Sejak
lulus dideportasi dari Departemen Pendidikan Fisika Universitas
Pendidikan Indonesia (UPI) Bandung pada 24 Februari 2017 silam dengan nilai 2,97
(Sangat Memuaskan, iya sangat memuaskan, puas bangettttt...),
saya berusaha untuk terlibat kolokium dan menulis jurnal. Langkah ini saya
pilih sebagai cara untuk terus belajar tanpa harus kuliah strata dua atau tiga.

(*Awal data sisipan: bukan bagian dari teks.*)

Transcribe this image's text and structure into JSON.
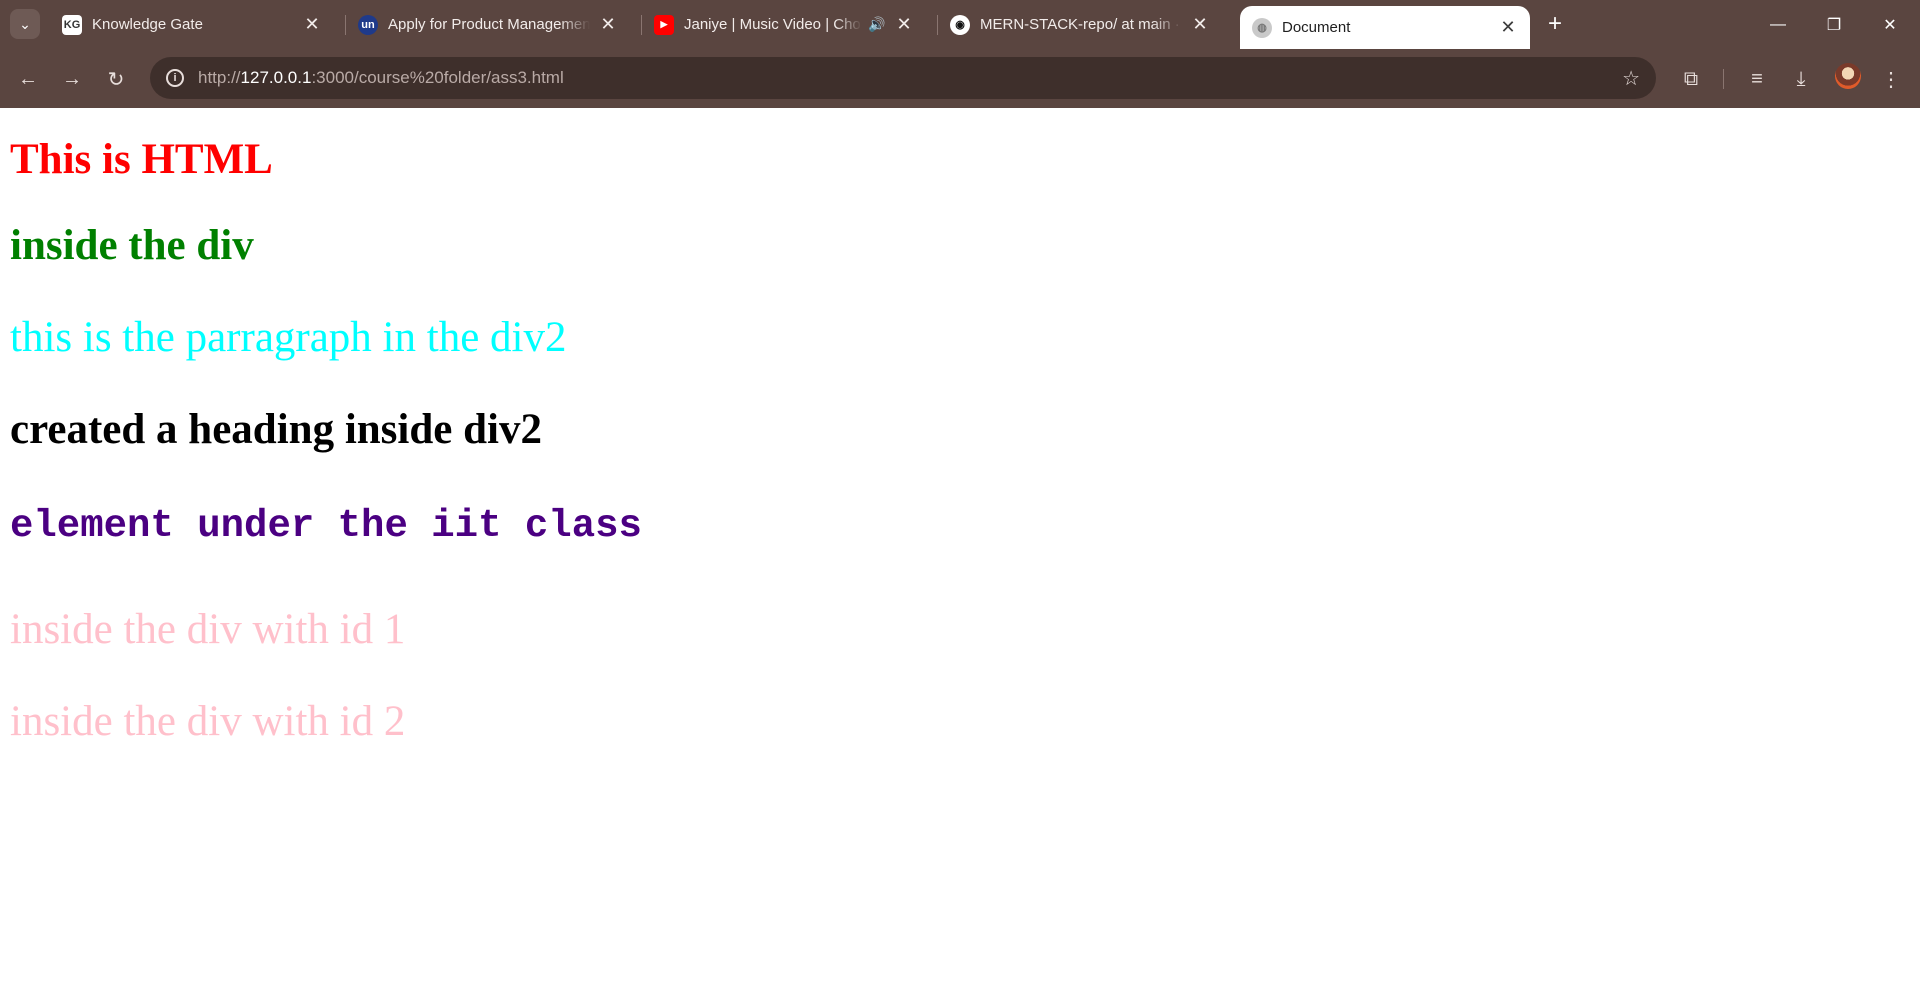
{
  "browser": {
    "tabs": [
      {
        "favicon": "KG",
        "title": "Knowledge Gate",
        "close": "✕"
      },
      {
        "favicon": "un",
        "title": "Apply for Product Management",
        "close": "✕"
      },
      {
        "favicon": "▶",
        "title": "Janiye | Music Video | Chor Bazaar",
        "close": "✕",
        "audio": "🔊"
      },
      {
        "favicon": "◉",
        "title": "MERN-STACK-repo/ at main · n",
        "close": "✕"
      },
      {
        "favicon": "◍",
        "title": "Document",
        "close": "✕"
      }
    ],
    "new_tab": "+",
    "window_controls": {
      "minimize": "—",
      "restore": "❐",
      "close": "✕"
    },
    "toolbar": {
      "back": "←",
      "forward": "→",
      "reload": "↻",
      "url_prefix": "http://",
      "url_host": "127.0.0.1",
      "url_rest": ":3000/course%20folder/ass3.html",
      "star": "☆",
      "extensions": "⧉",
      "media": "≡",
      "download": "⤓",
      "menu": "⋮"
    },
    "colors": {
      "frame": "#5a4540",
      "omnibox": "#3e2f2b",
      "active_tab": "#ffffff"
    }
  },
  "page": {
    "lines": [
      {
        "text": "This is HTML",
        "color": "#ff0000"
      },
      {
        "text": "inside the div",
        "color": "#008000"
      },
      {
        "text": "this is the parragraph in the div2",
        "color": "#00ffff"
      },
      {
        "text": "created a heading inside div2",
        "color": "#000000"
      },
      {
        "text": "element under the iit class",
        "color": "#4b0082"
      },
      {
        "text": "inside the div with id 1",
        "color": "#ffc0cb"
      },
      {
        "text": "inside the div with id 2",
        "color": "#ffc0cb"
      }
    ]
  }
}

Soalnya sampai sekarang saya belum punya motivasi intrinsik untuk melanjutkan
kuliah. Pilihan tersebut merupakan bentuk peniruan terhadap cara belajar Kiai
Abdul Jalil dan Kiai Turaichan Adjhuri ketika keduanya membahas Ilmu Mawāqit,
himpunan irisan antara konsep Astronomi dan Fiqih. Melalui keterlibatan dalam
kolokium dan menulis jurnal, saya berharap untuk dapat terus memperkaya wawasan
dan memperdalam keilmuan, khususnya terkait pendidikan. Itu kalau urusannya
dengan belajar, yang buat saya harus berlangsung dengan bimbingan guru. Kalau
urusannya dengan gelar, baru saya mau kuliah (yang kebetulan belum perlu).
Debut
kolokium saya yang terjadi dalam ajang Seminar Nasional Fisika (SiNaFi) II pada
17 Desember 2016 di UPI dilatari oleh saran dari Pak Gin Gin (Muhamad Gina
Nugraha). Saran tersebut saya tanggapi dengan menulis paper mendadak
dengan bahan yang diambil dari proses penyusunan instrumen penelitian skripsi.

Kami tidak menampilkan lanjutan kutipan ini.